Dengan demikian, guru diharapkan dapat menciptakan suasana yang dapat mendukung
kondisi belajar siswa terutama dalam proses pembuatan Mind Mapping. Proses belajar
yang dialami seseorang sangat bergantung kepada lingkungan tempat belajar. Jika
lingkungan belajar dapat memberikan sugesti positif, maka akan baik dampaknya bagi
proses dan hasil belajar, sebaliknya jika lingkungan tersebut memberikan sugesti negatif
maka akan buruk dampaknya bagi proses dan hasil belajar.
Simpulan
Psikolinguistik adalah studi tentang mekanisme mental yang terjadi pada orang yang
menggunakan bahasa, baik pada saat memproduksi atau memahami ujaran. Hubungan
bahasa dengan pikiran, yaitu dalam penggunaan bahasa terjadi proses mengubah pikiran
menjadi kode dan mengubah kode menjadi pikiran. Ujaran merupakan sintesis dari
proses pengubahan konsep menjadi kode, sedangkan pemahaman pesan tersebut hasil
analisis kode. Pada umumnya suatu pemikiran yang kompleks dinyatakan dalam kalimat
yang kompleks pula. Hal ini, dapat diartikan pula apabila dalam mengungkapkan sebuah
kalimat, dibutuhkan pemikiran yang kompleks. Kompleksitas makna dalam kalimat yang
kompleks muncul, karena dalam kalimat tersebut terdapat proposisi yang jumlahnya
sangat banyak. Dalam penerapan proposisi-proposisi tersebut dapat bertindak sebagai
anak kalimat yang menjadi pelengkap untuk kalimat induk, selain itu, kalimat itu dapat
diperpanjang selama setiap akhir dari kalimat tersebut adalah nomina. Manusia yang
berpikir itu merupakan kesatuan dan keseluruhan, maka bahasanya pun merupakan
kesatuan dan keseluruhan. Bahasa merupakan sesuatu yang hidup dan dinamis. Seringkali
perkembangan bahasa tidak selaras dengan perkembangan masyarakat yang
mempunyainya, sehingga kerapkali ada kepincangan antara manusia dengan bahasanya.

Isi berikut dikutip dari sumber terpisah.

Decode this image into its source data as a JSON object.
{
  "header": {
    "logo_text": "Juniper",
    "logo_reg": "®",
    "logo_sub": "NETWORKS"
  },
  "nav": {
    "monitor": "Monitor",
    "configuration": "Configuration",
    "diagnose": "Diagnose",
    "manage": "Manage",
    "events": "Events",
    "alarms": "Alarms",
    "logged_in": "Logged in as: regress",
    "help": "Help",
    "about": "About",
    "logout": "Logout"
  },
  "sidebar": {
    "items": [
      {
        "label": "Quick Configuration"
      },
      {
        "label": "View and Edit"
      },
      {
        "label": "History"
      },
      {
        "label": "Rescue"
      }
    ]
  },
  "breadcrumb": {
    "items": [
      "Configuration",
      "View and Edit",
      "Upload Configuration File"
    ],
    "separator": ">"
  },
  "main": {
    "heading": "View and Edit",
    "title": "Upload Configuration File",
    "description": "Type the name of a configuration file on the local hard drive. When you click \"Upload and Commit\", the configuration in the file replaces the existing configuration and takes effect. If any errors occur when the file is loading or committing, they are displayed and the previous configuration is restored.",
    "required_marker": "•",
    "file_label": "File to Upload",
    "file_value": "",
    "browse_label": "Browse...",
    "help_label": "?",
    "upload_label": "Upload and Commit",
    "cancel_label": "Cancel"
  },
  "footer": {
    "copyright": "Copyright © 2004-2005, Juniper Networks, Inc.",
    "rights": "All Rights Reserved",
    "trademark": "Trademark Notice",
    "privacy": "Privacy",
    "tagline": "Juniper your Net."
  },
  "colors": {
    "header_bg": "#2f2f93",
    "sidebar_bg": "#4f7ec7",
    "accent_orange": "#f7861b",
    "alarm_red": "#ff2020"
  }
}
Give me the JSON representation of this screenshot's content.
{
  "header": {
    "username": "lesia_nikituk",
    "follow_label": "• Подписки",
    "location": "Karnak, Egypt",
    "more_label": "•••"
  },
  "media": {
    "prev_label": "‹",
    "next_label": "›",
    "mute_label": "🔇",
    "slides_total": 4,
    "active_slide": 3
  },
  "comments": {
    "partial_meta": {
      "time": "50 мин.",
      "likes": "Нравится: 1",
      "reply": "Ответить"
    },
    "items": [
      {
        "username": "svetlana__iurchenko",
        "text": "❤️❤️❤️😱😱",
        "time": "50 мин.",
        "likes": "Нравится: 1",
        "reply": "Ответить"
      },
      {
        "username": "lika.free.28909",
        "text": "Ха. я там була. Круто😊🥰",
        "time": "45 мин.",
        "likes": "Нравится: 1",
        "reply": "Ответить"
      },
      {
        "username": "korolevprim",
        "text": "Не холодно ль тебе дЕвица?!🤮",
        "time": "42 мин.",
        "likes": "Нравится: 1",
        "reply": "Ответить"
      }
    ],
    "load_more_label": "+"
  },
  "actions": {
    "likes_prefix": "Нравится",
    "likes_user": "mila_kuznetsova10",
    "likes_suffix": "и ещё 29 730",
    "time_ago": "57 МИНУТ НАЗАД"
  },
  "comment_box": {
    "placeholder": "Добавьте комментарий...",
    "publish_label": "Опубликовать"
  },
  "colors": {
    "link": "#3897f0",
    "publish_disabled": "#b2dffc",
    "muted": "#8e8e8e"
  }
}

Mind Mapping adalah satu teknik mencatat yang mengembangkan gaya belajar visual.
Mind Mapping memadukan dan mengembangkan potensi kerja otak yang terdapat di
dalam diri seseorang. Dengan adanya keterlibatan kedua belahan otak maka akan
memudahkan seseorang untuk mengatur dan mengingat segala bentuk informasi, baik
secara tertulis maupun secara verbal. Adanya kombinasi warna, simbol, bentuk dan
sebagainya memudahkan otak dalam menyerap informasi yang diterima.Mind Mapping
yang dibuat oleh siswa dapat bervariasi pada setiap materi. Hal ini disebabkan karena
berbedanya emosi dan perasaan yang terdapat dalam diri siswa setiap saat. Suasana
menyenangkan yang diperoleh siswa ketika berada di ruang kelas pada saat proses belajar
akan mempengaruhi penciptaan peta pikiran.